Günlük hayatımıza baktığımızda yaratıcımız geceyi dinlenme, gündüzü çalışma zamanı olarak istifademize vermiştir. Gündüz vaktini de kendi içinde sabah, öğle, ikindi, akşam ve yatsı olarak zaman dilimlerine ayırmış ve her vakit için bir namaz ibadeti belirlemiştir.
“Gündüzün iki tarafında (öğle ve ikindide) ve gecenin (gündüze) yakın (üç) vaktinde (akşam, yatsı ve sabahta) dosdoğru namaz kıl. Muhakkak ki iyilikler (beş vakit namazın sevabı, aradaki) kötülükleri (küçük günahları) giderir. İşte bu, düşünen, Allah’ı ananlara bir öğüt/bir hatırlatmadır.” (Hûd Sûresi, 114)
Namaz, en önemli ve en sık devam ettiğimiz ibadet rutinimizdir. Her gün beş kez tekrarladığımız bu ibadet, aynı zamanda günlük yaşantımızı planlamada önemli bir mihenk taşı olması için “…vakitleri belli bir farzdır.” (Nisâ Sûresi, 103)
Namazı -vakitlerine dikkat ederek- günümüzün en önemli rutini olarak sürdürdüğümüzde günlük yaşantımızın da düzenli olması kaçınılmazdır. Bu düzen neticesinde diğer işlerimizi de daha rahat planlayabilir ve zamanımızı daha verimli kullanabiliriz.
Aynı zamanda bu rutinimiz sayesinde öz disiplin becerimiz gelişir. Kendi değerlerimize, inançlarımıza göre yaşayabilmek için her türlü olumsuz yönlendirmelerden bağımsız kararlar verebiliriz.
Öte yandan -yukarıda bahsettiğimiz- yaratıcımızla kuracağımız kesintisiz iletişim güçlü bir şekilde devam eder. Bu iletişim sayesinde manevi doygunluğumuz artar, kötülüklerden arınma ve hatalarımızdan geri dönme imkanımız gelişir.
Manevi doygunluğumuz arttıkça hayatı ve kendimizi objektif bir şekilde değerlendirebilecek bakış açısını yakalayabiliriz. Hayatın gerçek anlamını, kendi eksikliklerimizi ve güçlü yönlerimizi keşfettiğimizde çok daha gerçekçi planlar yapabiliriz. Böylelikle ömür sermayemizin her bir gününü kendimizle uyumlu, dolayısıyla huzurlu ve verimli yaşamamız mümkün olur.
Bu kazanımlara sahip olan bireyler, bulundukları ortamlarda fayda üretir ve sağlıklı bir toplum oluşumuna katkıda bulunurlar.

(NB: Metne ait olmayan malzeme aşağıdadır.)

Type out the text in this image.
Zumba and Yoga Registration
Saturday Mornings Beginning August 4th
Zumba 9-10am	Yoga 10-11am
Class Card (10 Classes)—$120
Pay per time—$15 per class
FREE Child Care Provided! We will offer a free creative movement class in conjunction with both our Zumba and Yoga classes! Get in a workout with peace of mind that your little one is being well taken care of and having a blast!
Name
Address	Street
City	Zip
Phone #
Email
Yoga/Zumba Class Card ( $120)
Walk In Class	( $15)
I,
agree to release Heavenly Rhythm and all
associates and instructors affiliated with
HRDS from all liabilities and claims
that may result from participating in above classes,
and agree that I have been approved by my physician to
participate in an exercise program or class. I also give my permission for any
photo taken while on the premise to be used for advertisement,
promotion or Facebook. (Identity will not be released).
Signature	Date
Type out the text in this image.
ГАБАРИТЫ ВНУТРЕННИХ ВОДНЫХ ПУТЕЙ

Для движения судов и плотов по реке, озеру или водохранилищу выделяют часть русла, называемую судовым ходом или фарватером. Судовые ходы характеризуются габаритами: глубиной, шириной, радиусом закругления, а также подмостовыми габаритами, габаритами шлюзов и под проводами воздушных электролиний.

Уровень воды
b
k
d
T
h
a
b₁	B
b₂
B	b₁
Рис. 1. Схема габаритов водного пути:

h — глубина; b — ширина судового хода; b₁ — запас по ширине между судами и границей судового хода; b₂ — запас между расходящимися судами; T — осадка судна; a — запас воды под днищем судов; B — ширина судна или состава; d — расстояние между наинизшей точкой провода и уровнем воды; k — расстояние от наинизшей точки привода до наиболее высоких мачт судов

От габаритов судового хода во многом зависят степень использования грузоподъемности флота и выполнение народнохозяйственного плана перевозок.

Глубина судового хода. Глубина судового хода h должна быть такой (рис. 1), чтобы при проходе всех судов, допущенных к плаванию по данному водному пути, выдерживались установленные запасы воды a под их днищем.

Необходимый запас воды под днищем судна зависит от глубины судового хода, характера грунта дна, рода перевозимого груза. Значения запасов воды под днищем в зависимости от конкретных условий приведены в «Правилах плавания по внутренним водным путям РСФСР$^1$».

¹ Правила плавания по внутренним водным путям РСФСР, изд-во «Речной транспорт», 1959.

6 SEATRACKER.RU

Oruç ve zekat da gelişim sürecimize katkı sağlayan yıllık rutinlerimizdendir. Bu kulluk uygulamaları ile yıl boyunca arzu ve heveslerimizin etkisiyle sapma eğilimi gösteren hayat rotamızın yönünü, doğrultma fırsatı yakalarız. Her yıl güncellenme imkanı sunan bu rutinlerimiz sayesinde fabrika ayarlarımıza dönme fırsatı bularak gelişim yolculuğumuza devam edebiliriz.
Manevi faydalarının yanında her yıl tekrar eden oruçla bedenimizi, zekatla malımızı temizleme imkanı bulmuş oluruz.
Unutmayalım ki ibadet rutinlerimiz, yaratılış kodlarımıza uyumlu en güncel uygulamalardır. Hayatını yaratılış kodlarına uygun bir biçimde sürdüren insanın gönlü rahat, başı dinç olur.
Bu rutinlere gereken önemi veren insan, ömrü boyunca gelişim sürecini devam ettirir ve potansiyelini en üst düzeyde kullanma fırsatlarını değerlendirebilir.